Chicken Fried Steak with Creamy Gravy

Ingredients
For the steaks:
4 cube steaks (about 4–6 oz each)
½ cup all-purpose flour (plus extra, about 1 cup total for dredging)
1 tsp salt
½ tsp black pepper
½ tsp garlic powder
½ tsp paprika (optional)
2 eggs, beaten
½ cup buttermilk (or regular milk + 1 tsp vinegar/lemon juice)
Vegetable oil, for frying
For the gravy:
3 tbsp pan drippings (from frying)
3 tbsp flour
2 cups milk (whole milk recommended)
Salt & black pepper, to taste
Instructions
Prepare the dredging station:
In one shallow bowl, whisk the eggs with buttermilk.

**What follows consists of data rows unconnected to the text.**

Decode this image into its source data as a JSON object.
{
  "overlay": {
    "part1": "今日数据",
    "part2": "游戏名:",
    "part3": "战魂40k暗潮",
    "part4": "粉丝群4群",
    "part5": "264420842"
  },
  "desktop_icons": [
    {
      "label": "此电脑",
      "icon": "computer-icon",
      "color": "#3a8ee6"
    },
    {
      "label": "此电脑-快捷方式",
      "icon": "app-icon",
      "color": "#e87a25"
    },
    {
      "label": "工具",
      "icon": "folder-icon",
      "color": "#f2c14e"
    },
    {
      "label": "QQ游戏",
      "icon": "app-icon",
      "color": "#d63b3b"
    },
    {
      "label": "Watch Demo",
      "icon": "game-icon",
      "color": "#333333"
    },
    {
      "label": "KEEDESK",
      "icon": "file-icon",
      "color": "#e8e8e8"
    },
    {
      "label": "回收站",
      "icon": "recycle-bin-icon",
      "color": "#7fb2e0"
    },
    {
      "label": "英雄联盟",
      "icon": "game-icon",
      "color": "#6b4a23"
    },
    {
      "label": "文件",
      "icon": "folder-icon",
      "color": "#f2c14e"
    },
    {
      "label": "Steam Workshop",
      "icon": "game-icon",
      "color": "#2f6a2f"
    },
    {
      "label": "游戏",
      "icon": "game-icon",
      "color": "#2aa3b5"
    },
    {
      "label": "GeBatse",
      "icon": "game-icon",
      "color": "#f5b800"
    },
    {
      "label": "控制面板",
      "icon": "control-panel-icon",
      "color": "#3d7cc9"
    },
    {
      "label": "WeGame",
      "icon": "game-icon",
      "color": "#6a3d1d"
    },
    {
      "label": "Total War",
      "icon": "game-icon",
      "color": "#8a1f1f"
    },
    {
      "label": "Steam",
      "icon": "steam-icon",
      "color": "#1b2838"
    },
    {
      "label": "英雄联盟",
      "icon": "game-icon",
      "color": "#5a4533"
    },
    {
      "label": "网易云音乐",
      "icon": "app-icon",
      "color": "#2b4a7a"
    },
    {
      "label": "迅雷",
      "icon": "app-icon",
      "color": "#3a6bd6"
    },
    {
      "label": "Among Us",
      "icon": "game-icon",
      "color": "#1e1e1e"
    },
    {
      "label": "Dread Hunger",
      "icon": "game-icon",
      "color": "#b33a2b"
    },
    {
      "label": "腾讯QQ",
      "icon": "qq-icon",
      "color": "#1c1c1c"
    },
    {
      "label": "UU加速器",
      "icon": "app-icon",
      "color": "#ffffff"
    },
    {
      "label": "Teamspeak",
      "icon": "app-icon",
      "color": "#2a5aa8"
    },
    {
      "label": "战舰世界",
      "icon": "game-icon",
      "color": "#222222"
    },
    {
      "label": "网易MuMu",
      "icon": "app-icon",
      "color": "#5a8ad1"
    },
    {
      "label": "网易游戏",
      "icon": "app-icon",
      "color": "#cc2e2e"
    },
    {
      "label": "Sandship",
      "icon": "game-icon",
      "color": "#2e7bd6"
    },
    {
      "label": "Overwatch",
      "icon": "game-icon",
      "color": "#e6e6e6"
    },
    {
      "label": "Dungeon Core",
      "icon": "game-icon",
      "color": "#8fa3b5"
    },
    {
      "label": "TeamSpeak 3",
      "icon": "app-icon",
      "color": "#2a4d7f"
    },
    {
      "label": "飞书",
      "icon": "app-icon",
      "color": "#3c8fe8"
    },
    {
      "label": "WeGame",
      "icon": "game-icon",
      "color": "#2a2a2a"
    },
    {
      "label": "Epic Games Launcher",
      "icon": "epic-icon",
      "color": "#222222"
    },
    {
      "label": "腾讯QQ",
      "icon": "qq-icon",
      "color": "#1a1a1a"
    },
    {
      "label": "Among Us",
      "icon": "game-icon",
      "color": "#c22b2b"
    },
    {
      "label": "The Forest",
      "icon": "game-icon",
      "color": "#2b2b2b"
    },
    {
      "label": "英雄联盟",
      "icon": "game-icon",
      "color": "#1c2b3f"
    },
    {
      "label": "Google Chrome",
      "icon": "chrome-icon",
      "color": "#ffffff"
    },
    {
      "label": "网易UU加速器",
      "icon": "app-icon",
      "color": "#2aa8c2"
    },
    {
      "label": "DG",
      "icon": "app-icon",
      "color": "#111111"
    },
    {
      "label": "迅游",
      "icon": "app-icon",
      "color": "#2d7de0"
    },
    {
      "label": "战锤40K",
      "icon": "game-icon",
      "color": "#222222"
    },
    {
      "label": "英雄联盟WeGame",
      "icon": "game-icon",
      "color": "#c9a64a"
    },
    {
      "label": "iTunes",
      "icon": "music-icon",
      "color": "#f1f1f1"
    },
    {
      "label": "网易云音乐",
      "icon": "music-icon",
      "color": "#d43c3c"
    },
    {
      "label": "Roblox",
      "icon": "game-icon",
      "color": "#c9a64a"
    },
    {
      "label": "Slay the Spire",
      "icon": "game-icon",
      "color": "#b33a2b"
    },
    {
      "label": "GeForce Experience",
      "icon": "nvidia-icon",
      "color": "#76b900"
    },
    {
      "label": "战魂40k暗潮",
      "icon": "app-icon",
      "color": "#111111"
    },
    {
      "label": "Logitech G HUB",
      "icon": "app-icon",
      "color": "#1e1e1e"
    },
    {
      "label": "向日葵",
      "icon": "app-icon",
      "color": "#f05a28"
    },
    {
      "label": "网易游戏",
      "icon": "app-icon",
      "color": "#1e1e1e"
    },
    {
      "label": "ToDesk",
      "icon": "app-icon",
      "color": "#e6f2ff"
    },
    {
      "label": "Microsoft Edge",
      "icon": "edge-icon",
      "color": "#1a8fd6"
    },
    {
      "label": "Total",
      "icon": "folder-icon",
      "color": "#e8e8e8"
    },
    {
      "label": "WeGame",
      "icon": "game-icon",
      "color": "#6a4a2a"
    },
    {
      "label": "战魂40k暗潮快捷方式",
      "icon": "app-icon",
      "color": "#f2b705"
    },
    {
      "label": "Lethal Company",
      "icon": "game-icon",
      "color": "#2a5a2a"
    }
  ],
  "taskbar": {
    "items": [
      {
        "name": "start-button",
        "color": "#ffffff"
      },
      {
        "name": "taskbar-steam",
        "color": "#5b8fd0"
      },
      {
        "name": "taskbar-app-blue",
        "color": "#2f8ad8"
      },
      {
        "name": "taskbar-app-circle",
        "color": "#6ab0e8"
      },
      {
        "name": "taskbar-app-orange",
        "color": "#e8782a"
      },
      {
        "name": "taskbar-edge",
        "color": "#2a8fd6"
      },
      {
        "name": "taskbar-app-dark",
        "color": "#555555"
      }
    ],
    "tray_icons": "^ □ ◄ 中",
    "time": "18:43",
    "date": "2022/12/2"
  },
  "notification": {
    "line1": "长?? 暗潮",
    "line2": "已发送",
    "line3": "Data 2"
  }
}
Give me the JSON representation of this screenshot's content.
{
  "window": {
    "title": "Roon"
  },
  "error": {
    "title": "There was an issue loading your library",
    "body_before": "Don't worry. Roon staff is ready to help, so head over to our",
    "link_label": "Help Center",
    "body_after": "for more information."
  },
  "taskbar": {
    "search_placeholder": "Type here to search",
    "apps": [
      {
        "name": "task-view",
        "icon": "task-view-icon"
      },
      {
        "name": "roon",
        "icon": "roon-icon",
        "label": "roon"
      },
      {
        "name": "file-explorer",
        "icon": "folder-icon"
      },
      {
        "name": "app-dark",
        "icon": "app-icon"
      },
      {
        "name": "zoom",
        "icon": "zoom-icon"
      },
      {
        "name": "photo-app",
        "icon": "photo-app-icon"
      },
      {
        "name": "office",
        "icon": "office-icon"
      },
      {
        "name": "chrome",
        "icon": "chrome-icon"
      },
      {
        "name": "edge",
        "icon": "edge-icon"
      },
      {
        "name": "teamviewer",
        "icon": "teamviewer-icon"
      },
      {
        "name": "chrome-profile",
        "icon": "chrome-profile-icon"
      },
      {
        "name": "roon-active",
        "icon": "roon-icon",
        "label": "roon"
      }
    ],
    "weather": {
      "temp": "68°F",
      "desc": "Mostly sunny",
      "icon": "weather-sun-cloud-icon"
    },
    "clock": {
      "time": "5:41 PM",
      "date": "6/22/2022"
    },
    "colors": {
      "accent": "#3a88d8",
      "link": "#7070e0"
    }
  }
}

In another, mix flour with salt, pepper, garlic powder, and paprika.
Coat the steaks:
Pat cube steaks dry.
Dredge each steak in seasoned flour → dip in egg mixture → dredge again in flour.
Place on a tray and let rest 10 minutes (helps coating stick).
Fry the steaks:
Heat ½ inch oil in a cast-iron skillet over medium heat until hot (350°F / 175°C).
Fry steaks in batches, 3–4 minutes per side, until golden brown and crispy.
Transfer to a paper towel–lined plate.
Make the gravy:
Pour off excess oil, leaving about 3 tbsp of drippings.
Whisk in 3 tbsp flour, cooking 1–2 minutes until golden.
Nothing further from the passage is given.